The researchers did not have to account for potential smoke exposure in the womb since women in the Amish community generally do not smoke. About a third of Amish men in the study smoked, with 64 percent smoking cigars, 46 percent smoking cigarettes and 21 percent smoking pipes. Reed said cigar and pipes produce more noxious secondhand smoke than cigarettes.

Women and Men

As mentioned the researchers observed different effects on women vs. men. The U. of Maryland School of Medicine website summarizes:

The research, conducted in a Pennsylvania Amish community where virtually no women smoke, found that women who were exposed to secondhand smoke had a greater risk for cardiovascular disease, while men exposed to secondhand smoke tended to have a higher body mass index (BMI).

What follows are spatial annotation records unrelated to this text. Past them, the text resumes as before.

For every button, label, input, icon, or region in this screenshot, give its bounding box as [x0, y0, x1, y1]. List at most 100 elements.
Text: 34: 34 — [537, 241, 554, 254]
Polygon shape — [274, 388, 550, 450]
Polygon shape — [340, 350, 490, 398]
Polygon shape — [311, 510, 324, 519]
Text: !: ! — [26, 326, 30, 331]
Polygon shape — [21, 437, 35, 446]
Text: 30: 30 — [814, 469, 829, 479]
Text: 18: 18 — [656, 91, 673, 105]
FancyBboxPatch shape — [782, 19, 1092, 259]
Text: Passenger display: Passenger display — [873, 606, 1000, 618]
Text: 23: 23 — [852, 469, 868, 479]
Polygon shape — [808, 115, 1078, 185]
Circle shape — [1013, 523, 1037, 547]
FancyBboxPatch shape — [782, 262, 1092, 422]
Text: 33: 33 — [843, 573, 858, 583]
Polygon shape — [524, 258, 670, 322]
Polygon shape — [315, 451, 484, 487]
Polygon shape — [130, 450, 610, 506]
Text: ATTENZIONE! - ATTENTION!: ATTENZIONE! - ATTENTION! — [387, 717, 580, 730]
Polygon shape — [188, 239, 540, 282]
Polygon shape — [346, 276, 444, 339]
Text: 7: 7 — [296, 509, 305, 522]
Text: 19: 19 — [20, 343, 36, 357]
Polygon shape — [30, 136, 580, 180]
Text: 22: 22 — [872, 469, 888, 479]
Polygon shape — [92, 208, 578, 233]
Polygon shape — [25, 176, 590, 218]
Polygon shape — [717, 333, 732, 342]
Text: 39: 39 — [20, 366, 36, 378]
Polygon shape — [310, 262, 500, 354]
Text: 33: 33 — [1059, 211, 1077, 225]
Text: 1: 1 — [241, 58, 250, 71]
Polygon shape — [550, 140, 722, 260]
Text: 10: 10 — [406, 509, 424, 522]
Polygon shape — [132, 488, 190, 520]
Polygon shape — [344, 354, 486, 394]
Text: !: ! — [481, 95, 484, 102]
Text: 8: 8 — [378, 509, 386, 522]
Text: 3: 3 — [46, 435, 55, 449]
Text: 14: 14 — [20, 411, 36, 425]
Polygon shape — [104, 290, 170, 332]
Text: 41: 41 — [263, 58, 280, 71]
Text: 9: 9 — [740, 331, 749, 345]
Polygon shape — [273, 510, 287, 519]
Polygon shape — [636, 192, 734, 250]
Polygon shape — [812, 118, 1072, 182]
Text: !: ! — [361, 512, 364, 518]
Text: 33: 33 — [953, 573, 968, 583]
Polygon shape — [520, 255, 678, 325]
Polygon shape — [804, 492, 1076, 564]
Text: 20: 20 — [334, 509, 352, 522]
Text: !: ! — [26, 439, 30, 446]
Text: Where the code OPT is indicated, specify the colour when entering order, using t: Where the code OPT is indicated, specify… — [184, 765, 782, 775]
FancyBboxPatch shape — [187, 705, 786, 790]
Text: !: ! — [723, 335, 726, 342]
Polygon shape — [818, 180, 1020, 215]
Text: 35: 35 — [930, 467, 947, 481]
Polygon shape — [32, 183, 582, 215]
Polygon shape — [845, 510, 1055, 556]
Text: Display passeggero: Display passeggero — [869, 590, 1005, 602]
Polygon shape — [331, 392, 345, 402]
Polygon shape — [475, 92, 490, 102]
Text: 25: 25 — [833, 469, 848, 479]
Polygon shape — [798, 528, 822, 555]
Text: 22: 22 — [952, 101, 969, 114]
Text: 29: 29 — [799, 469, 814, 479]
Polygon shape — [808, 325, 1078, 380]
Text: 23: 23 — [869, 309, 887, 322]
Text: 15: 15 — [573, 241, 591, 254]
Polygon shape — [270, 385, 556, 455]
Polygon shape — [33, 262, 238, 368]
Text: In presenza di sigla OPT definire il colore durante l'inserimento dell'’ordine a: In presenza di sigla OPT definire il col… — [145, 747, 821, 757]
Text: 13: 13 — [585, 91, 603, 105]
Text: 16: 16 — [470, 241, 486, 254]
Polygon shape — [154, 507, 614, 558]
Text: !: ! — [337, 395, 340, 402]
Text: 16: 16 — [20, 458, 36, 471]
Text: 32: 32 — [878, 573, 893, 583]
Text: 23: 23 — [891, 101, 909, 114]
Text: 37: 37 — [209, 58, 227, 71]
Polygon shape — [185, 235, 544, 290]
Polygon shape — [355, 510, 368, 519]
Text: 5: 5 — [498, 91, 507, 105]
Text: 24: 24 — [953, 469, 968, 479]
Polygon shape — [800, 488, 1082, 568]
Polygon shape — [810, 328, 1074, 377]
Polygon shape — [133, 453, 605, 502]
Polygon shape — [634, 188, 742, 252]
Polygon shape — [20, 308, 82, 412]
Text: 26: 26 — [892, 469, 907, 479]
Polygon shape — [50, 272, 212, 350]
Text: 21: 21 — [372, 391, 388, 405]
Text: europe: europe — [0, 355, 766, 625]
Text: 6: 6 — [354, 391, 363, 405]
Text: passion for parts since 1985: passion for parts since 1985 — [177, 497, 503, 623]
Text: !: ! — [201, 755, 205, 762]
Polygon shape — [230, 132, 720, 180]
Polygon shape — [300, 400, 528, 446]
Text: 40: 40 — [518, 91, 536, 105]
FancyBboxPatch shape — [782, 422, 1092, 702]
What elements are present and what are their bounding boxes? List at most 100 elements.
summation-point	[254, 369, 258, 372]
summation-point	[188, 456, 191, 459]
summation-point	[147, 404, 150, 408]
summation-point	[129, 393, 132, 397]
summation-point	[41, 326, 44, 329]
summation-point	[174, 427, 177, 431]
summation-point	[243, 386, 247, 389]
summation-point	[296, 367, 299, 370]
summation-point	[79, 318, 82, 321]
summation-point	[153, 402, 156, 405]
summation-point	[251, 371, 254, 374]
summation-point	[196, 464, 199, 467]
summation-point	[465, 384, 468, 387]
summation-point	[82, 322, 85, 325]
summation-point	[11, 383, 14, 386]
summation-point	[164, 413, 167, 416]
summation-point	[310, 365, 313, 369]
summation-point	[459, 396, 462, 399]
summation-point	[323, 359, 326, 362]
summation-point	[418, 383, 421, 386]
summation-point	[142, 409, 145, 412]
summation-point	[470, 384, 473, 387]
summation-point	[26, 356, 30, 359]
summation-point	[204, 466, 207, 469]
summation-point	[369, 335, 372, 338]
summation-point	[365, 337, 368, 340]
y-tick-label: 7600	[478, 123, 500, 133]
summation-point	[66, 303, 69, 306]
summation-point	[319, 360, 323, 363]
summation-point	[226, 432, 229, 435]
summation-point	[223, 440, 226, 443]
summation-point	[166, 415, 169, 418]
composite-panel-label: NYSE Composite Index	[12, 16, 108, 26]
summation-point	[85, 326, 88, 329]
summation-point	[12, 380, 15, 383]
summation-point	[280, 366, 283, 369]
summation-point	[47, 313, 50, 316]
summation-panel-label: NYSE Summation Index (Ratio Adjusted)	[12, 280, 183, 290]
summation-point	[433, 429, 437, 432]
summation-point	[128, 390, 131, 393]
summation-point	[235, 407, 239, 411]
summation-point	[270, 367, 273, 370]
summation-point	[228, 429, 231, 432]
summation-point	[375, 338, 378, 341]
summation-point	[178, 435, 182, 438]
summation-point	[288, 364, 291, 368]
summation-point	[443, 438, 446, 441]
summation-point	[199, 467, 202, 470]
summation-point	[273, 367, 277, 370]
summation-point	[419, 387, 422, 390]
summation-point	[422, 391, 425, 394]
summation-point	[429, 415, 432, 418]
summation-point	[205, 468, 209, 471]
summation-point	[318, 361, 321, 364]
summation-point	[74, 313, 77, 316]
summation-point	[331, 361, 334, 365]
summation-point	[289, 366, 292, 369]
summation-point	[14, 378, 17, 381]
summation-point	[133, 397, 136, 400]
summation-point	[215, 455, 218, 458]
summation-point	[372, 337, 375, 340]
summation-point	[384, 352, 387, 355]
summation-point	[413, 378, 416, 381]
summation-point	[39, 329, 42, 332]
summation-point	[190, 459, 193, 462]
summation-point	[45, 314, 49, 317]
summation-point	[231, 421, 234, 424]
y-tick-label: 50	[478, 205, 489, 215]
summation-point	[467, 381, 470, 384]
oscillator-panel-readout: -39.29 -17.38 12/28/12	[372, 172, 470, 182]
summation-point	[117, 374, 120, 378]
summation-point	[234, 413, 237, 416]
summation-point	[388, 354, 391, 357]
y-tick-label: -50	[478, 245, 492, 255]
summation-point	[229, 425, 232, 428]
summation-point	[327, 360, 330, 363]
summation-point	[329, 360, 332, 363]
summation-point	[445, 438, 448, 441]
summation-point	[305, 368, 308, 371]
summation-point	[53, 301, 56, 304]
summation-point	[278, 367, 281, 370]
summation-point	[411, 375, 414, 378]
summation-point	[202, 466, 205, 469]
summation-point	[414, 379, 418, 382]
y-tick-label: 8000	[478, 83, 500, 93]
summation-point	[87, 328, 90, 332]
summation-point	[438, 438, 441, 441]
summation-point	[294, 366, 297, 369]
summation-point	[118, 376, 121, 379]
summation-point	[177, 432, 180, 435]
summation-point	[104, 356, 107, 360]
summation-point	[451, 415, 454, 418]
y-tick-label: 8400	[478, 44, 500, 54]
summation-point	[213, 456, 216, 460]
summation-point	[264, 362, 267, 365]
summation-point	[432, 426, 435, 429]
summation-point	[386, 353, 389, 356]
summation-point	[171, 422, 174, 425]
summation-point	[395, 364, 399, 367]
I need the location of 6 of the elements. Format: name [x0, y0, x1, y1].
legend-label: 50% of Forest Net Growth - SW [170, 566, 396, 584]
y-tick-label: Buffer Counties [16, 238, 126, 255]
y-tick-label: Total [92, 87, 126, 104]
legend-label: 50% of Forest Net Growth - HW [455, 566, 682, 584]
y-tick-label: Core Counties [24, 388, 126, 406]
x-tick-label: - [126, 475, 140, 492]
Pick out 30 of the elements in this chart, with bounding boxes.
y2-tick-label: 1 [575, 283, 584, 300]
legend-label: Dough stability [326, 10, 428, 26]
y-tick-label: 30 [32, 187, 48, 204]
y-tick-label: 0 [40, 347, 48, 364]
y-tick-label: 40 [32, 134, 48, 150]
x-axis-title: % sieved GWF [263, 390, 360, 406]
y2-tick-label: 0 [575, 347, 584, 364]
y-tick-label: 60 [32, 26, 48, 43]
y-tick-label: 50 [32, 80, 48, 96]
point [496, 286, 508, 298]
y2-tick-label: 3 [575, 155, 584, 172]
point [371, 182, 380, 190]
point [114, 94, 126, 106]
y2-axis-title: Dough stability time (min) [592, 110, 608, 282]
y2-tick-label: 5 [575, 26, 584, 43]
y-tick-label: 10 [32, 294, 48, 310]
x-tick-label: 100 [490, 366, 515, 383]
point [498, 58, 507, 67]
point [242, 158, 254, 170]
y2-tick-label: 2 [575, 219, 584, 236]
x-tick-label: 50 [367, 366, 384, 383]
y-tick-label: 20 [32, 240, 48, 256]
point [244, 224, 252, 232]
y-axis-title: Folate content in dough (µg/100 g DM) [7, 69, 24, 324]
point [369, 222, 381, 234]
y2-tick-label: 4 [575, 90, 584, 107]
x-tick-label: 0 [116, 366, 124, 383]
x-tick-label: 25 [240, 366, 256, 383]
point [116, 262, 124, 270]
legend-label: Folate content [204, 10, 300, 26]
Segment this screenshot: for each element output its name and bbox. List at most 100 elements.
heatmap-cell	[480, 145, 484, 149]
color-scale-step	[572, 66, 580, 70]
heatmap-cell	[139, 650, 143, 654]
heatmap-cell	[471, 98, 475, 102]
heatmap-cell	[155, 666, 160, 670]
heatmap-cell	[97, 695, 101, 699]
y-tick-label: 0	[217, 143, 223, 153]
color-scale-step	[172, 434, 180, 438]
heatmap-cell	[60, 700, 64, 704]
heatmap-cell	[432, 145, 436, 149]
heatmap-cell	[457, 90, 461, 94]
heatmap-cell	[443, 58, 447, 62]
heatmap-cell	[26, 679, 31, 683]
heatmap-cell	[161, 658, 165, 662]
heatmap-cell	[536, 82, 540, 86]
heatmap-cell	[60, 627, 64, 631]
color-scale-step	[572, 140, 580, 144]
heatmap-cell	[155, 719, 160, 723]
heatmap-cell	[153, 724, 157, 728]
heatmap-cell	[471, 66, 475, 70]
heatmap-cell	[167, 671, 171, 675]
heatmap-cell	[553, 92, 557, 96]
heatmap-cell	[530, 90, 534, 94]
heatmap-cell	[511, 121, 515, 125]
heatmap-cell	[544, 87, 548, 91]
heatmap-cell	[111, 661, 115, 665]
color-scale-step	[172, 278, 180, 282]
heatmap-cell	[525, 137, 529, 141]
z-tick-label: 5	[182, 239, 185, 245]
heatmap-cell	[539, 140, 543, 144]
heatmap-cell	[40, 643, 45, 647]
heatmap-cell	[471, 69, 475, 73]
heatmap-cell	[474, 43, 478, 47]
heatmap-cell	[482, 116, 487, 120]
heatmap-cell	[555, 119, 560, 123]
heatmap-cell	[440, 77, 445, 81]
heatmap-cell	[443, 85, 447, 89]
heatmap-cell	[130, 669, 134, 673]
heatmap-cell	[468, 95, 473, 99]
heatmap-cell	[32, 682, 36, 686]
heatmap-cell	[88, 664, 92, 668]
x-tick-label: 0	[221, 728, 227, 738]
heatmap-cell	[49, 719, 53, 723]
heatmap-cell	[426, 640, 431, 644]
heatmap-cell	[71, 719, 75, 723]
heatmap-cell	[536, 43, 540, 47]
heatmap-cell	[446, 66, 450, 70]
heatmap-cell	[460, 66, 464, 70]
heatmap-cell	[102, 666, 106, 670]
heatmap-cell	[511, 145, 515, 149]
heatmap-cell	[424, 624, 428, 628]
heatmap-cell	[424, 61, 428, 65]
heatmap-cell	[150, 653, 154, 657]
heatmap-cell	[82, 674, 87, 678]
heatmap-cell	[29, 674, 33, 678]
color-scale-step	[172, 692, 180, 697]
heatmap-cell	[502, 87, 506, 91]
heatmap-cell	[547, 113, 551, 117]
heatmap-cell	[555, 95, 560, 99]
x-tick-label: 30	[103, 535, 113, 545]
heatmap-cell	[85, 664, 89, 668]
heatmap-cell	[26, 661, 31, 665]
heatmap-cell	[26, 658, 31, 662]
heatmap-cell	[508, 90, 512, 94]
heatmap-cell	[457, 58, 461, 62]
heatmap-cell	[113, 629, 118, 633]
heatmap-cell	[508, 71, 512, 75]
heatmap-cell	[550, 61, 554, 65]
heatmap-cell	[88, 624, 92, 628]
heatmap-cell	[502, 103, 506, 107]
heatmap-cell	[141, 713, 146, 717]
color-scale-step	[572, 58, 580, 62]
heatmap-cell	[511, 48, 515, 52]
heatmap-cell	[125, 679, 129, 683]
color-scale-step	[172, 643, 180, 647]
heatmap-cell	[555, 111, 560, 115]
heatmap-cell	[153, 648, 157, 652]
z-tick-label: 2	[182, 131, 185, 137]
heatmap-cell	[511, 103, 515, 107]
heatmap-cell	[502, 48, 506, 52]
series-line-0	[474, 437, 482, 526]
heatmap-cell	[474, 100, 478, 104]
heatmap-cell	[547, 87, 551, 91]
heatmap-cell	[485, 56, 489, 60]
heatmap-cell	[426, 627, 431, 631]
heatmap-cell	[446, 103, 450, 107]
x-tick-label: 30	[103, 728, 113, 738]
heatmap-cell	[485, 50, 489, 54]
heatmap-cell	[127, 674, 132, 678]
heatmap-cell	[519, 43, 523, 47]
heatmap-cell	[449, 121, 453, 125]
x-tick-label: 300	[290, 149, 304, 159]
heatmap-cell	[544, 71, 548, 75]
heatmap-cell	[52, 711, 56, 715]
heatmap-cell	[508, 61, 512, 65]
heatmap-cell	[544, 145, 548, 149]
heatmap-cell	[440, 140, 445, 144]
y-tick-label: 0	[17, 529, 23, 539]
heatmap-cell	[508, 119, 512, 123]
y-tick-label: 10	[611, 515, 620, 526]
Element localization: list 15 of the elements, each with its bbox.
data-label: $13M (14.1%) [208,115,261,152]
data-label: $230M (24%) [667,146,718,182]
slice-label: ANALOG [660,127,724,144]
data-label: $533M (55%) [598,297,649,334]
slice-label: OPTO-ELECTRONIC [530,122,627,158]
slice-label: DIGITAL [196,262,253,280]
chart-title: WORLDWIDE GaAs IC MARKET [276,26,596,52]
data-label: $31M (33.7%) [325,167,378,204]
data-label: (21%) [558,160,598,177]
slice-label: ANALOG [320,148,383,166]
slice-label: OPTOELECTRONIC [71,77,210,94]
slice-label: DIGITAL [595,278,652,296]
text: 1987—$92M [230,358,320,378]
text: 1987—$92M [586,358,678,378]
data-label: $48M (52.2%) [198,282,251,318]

Additionally, both men and women had higher LDL cholesterol (the “bad” kind), with women also having lower “good” cholesterol (HDL). Both sexes had higher fasting glucose levels (related to metabolic health). A small percentage of women also had reduced lung function.

What is so significant about this study? According to the authors, such results in a low-exposure population were surprising:

“The study confirms that even a small amount of secondhand smoke is harmful; it confirms prior findings and extends them by adding to the degree of certainty we have in the harmful associations we are seeing,” says Reed. He adds that the findings suggest the possibility of a significant role for mechanisms less clearly established in secondhand smoking, but recognized in association with active smoking, such as HDL and BMI.

“The real strength of this study is that this is a big population with very low exposure, yet we see very striking results for direct exposure,” says the study’s senior author, Braxton D. Mitchell, PhD, MPH, professor of medicine, epidemiology and public health at the University of Maryland School of Medicine and vice chair for research in the Division of Endocrinology, Diabetes & Nutrition in the Department of Medicine. “I would not have expected to see such dramatic effects with these low exposures.”

Tobacco smoking is faulted in nearly half a million deaths annually. Over 40,000 of those have some connection to secondhand smoke exposure. You can find the study in full here.

Amish boost exposure of secondhand smoke issue

I dislike secondhand smoke because I find the smell unpleasant and because it infringes on the freedom of non-smokers. Any health effects when a nearby neighbor lights up are not immediately seen, but may be slowly accruing among non-smokers over the years. I understand it’s pretty difficult to quit though.

Hopefully a study like this will be another drop in the bucket to help motivate those who want to quit, to do so. We might not have expected it to come out of the Amish community, but with the Amish as subjects it will certainly get more public exposure than your average research study.